De son côté Solange Lwashiga du Caucus des femmes Congolaises pour la paix, affirme que la situation d’insécurité dans certaines zones en RDC rend la femme et la jeune fille de plus en plus victimes des violences sexuelles.

«La RDC traverse une période sombre suite à des conflits armés dans certains coins du pays qui font que, des femmes soient de plus en plus victimes des violences sexuelles », exilique-t-elle.

« Nombreuses femmes ont été victimes des violences sexuelles en RDC et comme celles de Kanyola elles attendent toujours que justice soit faite. Le problème que nous observons est qu’il y a des survivantes qui ont peur de dénoncer craignant pour leur sécurité surtout dans des zones où il y a encore des conflits armés », poursuit-elle.

Pour Solange, le problème n’est pas seulement celui lié à la peur de dénoncer car il y a aussi celui lié aux relâchements des bureaux des survivantes une fois entre les mains de la justice.

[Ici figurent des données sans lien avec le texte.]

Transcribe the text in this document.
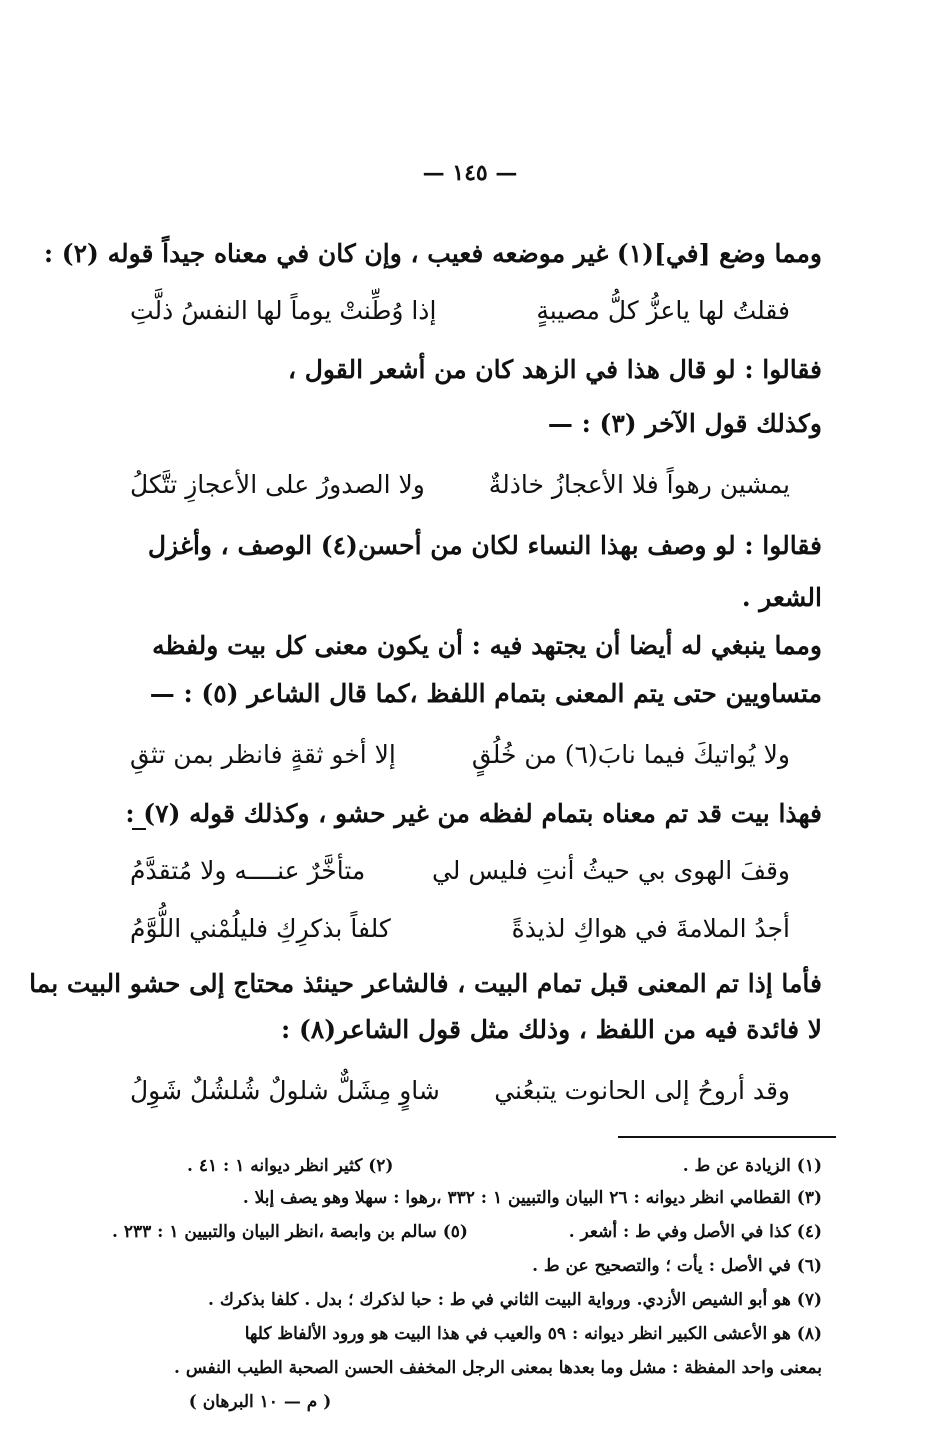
— ١٤٥ —
ومما وضع [في](١) غير موضعه فعيب ، وإن كان في معناه جيداً قوله (٢) :
فقلتُ لها ياعزُّ كلُّ مصيبةٍ
إذا وُطِّنتْ يوماً لها النفسُ ذلَّتِ
فقالوا : لو قال هذا في الزهد كان من أشعر القول ،
وكذلك قول الآخر (٣) : —
يمشين رهواً فلا الأعجازُ خاذلةٌ
ولا الصدورُ على الأعجازِ تتَّكلُ
فقالوا : لو وصف بهذا النساء لكان من أحسن(٤) الوصف ، وأغزل
الشعر .
ومما ينبغي له أيضا أن يجتهد فيه : أن يكون معنى كل بيت ولفظه
متساويين حتى يتم المعنى بتمام اللفظ ،كما قال الشاعر (٥) : —
ولا يُواتيكَ فيما نابَ(٦) من خُلُقٍ
إلا أخو ثقةٍ فانظر بمن تثقِ
فهذا بيت قد تم معناه بتمام لفظه من غير حشو ، وكذلك قوله (٧) :
وقفَ الهوى بي حيثُ أنتِ فليس لي
متأخَّرٌ عنــــه ولا مُتقدَّمُ
أجدُ الملامةَ في هواكِ لذيذةً
كلفاً بذكرِكِ فليلُمْني اللُّوَّمُ
فأما إذا تم المعنى قبل تمام البيت ، فالشاعر حينئذ محتاج إلى حشو البيت بما
لا فائدة فيه من اللفظ ، وذلك مثل قول الشاعر(٨) :
وقد أروحُ إلى الحانوت يتبعُني
شاوٍ مِشَلٌّ شلولٌ شُلشُلٌ شَوِلُ
(١) الزيادة عن ط .
(٢) كثير انظر ديوانه ١ : ٤١ .
(٣) القطامي انظر ديوانه : ٢٦ البيان والتبيين ١ : ٣٣٢ ،رهوا : سهلا وهو يصف إبلا .
(٤) كذا في الأصل وفي ط : أشعر .
(٥) سالم بن وابصة ،انظر البيان والتبيين ١ : ٢٣٣ .
(٦) في الأصل : يأت ؛ والتصحيح عن ط .
(٧) هو أبو الشيص الأزدي. ورواية البيت الثاني في ط : حبا لذكرك ؛ بدل . كلفا بذكرك .
(٨) هو الأعشى الكبير انظر ديوانه : ٥٩ والعيب في هذا البيت هو ورود الألفاظ كلها
بمعنى واحد المفظة : مشل وما بعدها بمعنى الرجل المخفف الحسن الصحبة الطيب النفس .
( م — ١٠ البرهان )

« C’est choquant pour les survivantes qui dénoncent de voir l’auteur de son viol entrain de circuler librement relâché par la justice, ça décourage », regrette-t-elle.

« Dans notre organisation, on continue avec des sensibilisations et des plaidoyers. A travers ces actions, on pousse les autorités à s’impliquer davantage pour que les bourreaux soient condamnés et qu’il y ait restauration de l’Etat dans des zones où règnent des conflits. Nous encourageons toujours les survivantes à dénoncer », poursuit-elle.

La réaction de l’autorité concernant l’appui des organisations locales aux survivantes.

Pour Matambura Balolebwami, chef de groupement de Kaniola affirme qu’il y a plusieurs années que les viols ont endeuillés les femmes et filles de Kanyola et jusqu’à maintenant, le problème demeure.

«Les survivantes des violences sexuelles trouvent difficile de dénoncer leurs bourreaux suite au manque de moyen et d’accompagnement. D’autres aussi ont peur car violées par des personnes en armes. Il y a l’organisation Prévention et réponse aux violences basées sur le genre PRVBG, en collaboration avec la fondation Panzi qui s’y impliquent », explique-t-il.

« Depuis que cette organisation est arrivée ici à Kanyola, il y a déjà changement sur le problème de violences sexuelles et basé sur le genre. Avant, des survivantes étaient marginalisées dans la communauté et elles ont apporté un changement à travers des sensibilisations des membres des communautés. A ce jour, ils sont en train de faire des enquêtes et des recherches pour aider et accompagner des survivantes à traduire en justice leurs bourreaux», affirme-t-il.

« Jusqu’à ce jour, il n’y a pas de procès ; actuellement nous attendons que justice soit rendue. Nous sommes prêts à recevoir toute personne qui viendra s’investir pour que la justice s’implique dans la traque des bourreaux et que les survivantes de mon entité, trouvent soulagement», déclare –t-il

A Matambura d’ajouter ; rien que la justice si les autorités et autres personnes ne s’impliquent pas dans ces dossiers, le problème de l’impunité des violences sexuelles restera un slogan.

L’article 222 du code pénal congolais qualifie le viol de « crime contre lhumanité » lorsqu’il est commis dans le cadre d’une attaque généralisée ou systématique lancée contre toute population civile.

Pour Maître Pascal Mupenda, avocat au Barreau du Sud-Kivu “le silence qui applique certaines survivantes des violences sexuelles et basées sur le genre, napporte rien comme solution. Elles doivent briser la peur, pour porter plainte”, pense-t-il.

“Le groupement de Kanyola a connu aussi comme d’autres coins de la province des viols massifs des femmes. Ce qui est curieux, cest que les survivantes préfèrent garder le silence par peur de dénoncer au moment où, cela ne leur apportera pas une solution. Que ces femmes se regroupent en association pour hausser leurs voix si, elles ont peur de le faire individuellement. Avec cette option, elles contribueront aussi au plaidoyer que nous sommes en train de mener au niveau international pour une justice transitionnelle face aux crimes qui ont endeuillés des familles et qui obligent des survivantes des violences sexuelles de vivre avec des traumatismes”, explique-t-il.

En 2020, la justice congolaise avait condamné pour une peine à vie l’ancien chef de milice Tabo Ntaberi alias Cheka un chef rebelle qui était aussi reconnu coupable des viols massifs à Walikale au Nord-Kivu en 2009.